We do this for a few more hours, then we realize we have to go to the award ceremony for the competition. We run to where we think it is, then we realize that we’re in the wrong place, so we run over to where we’re supposed to be. We get there late, and I can barely breathe. We find out that we got second place and our orchestra got first place.

We go back out and do a few more rides, then we go eat dinner. We go to Chocolate World, but we can’t do the factory tour, so we buy souvenirs. We get on the bus, and I’m so exhausted that I can’t hold myself upright anymore. My eyes close partially, my head falls over to the side, and I slouch over.
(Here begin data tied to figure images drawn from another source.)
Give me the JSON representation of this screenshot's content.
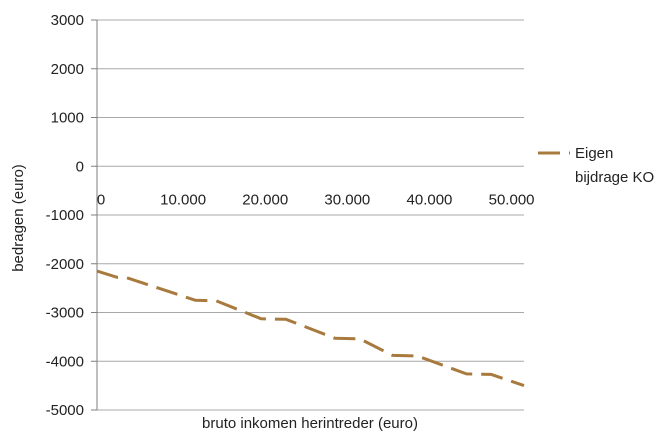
{
  "chart_data": {
    "type": "line",
    "xlabel": "bruto inkomen herintreder (euro)",
    "ylabel": "bedragen (euro)",
    "xlim": [
      0,
      52000
    ],
    "ylim": [
      -5000,
      3000
    ],
    "x_ticks": [
      {
        "value": 0,
        "label": "0"
      },
      {
        "value": 10000,
        "label": "10.000"
      },
      {
        "value": 20000,
        "label": "20.000"
      },
      {
        "value": 30000,
        "label": "30.000"
      },
      {
        "value": 40000,
        "label": "40.000"
      },
      {
        "value": 50000,
        "label": "50.000"
      }
    ],
    "y_ticks": [
      {
        "value": 3000,
        "label": "3000"
      },
      {
        "value": 2000,
        "label": "2000"
      },
      {
        "value": 1000,
        "label": "1000"
      },
      {
        "value": 0,
        "label": "0"
      },
      {
        "value": -1000,
        "label": "-1000"
      },
      {
        "value": -2000,
        "label": "-2000"
      },
      {
        "value": -3000,
        "label": "-3000"
      },
      {
        "value": -4000,
        "label": "-4000"
      },
      {
        "value": -5000,
        "label": "-5000"
      }
    ],
    "grid": true,
    "legend_position": "right",
    "series": [
      {
        "name": "Eigen bijdrage KO",
        "legend_lines": [
          "Eigen",
          "bijdrage KO"
        ],
        "color": "#a87a3d",
        "line_style": "dashed",
        "x": [
          0,
          2500,
          3500,
          12000,
          14500,
          20000,
          23000,
          29000,
          32000,
          36000,
          39000,
          45000,
          48000,
          52000
        ],
        "y": [
          -2150,
          -2280,
          -2280,
          -2750,
          -2760,
          -3130,
          -3140,
          -3530,
          -3540,
          -3880,
          -3890,
          -4260,
          -4270,
          -4500
        ]
      }
    ]
  }
}
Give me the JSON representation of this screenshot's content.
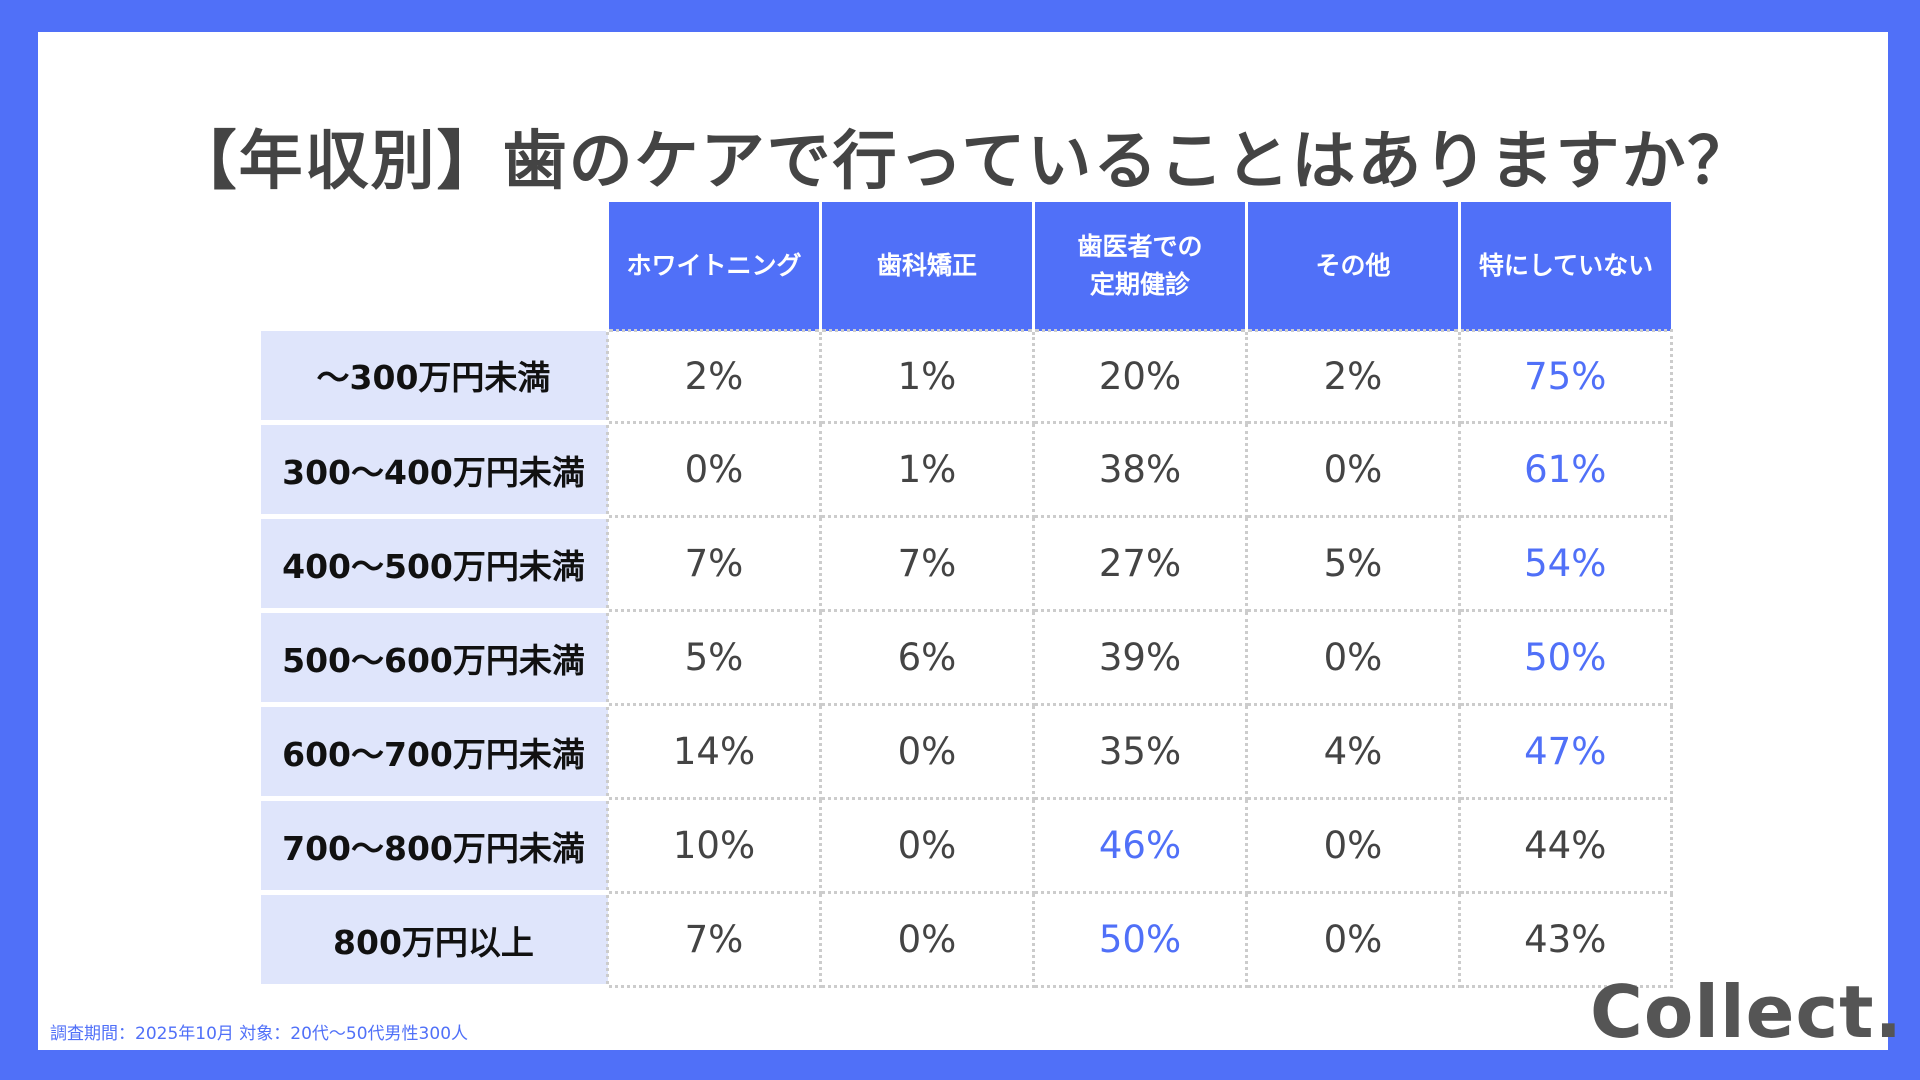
{
  "colors": {
    "frame": "#5070f8",
    "header_bg": "#5070f8",
    "row_label_bg": "#dfe5fb",
    "highlight": "#5070f8",
    "value_text": "#444444"
  },
  "chart_data": {
    "type": "table",
    "title": "【年収別】歯のケアで行っていることはありますか？",
    "columns": [
      "ホワイトニング",
      "歯科矯正",
      "歯医者での\n定期健診",
      "その他",
      "特にしていない"
    ],
    "rows": [
      {
        "label": "〜300万円未満",
        "values": [
          "2%",
          "1%",
          "20%",
          "2%",
          "75%"
        ],
        "highlight": [
          4
        ]
      },
      {
        "label": "300〜400万円未満",
        "values": [
          "0%",
          "1%",
          "38%",
          "0%",
          "61%"
        ],
        "highlight": [
          4
        ]
      },
      {
        "label": "400〜500万円未満",
        "values": [
          "7%",
          "7%",
          "27%",
          "5%",
          "54%"
        ],
        "highlight": [
          4
        ]
      },
      {
        "label": "500〜600万円未満",
        "values": [
          "5%",
          "6%",
          "39%",
          "0%",
          "50%"
        ],
        "highlight": [
          4
        ]
      },
      {
        "label": "600〜700万円未満",
        "values": [
          "14%",
          "0%",
          "35%",
          "4%",
          "47%"
        ],
        "highlight": [
          4
        ]
      },
      {
        "label": "700〜800万円未満",
        "values": [
          "10%",
          "0%",
          "46%",
          "0%",
          "44%"
        ],
        "highlight": [
          2
        ]
      },
      {
        "label": "800万円以上",
        "values": [
          "7%",
          "0%",
          "50%",
          "0%",
          "43%"
        ],
        "highlight": [
          2
        ]
      }
    ]
  },
  "footnote": "調査期間：2025年10月 対象：20代〜50代男性300人",
  "logo": "Collect."
}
Other people would have thought this looked weird, but because I planned ahead, I sat in a window seat with my friend in the aisle seat blocking everyone else’s view of me. We get back to the hotel, and I’m in so much pain, I can barely walk. I change, but it takes a while. I collapse into bed, but I get almost no sleep because I’m in so much pain.

At 6:00, I give up on sleep and get out of bed. My friend and I change and go downstairs for breakfast. I take my meds, we listen to the teachers’ instructions, then we go back up to our room to pack all of our stuff. We leave a tip and write a thank you note, then move all of our bags outside so the teachers can check our room. One teacher even says our room is the neatest! We get on the bus to go home. After what feels like an eternity of bad jokes and worse movies, we return home, finally ending our trip.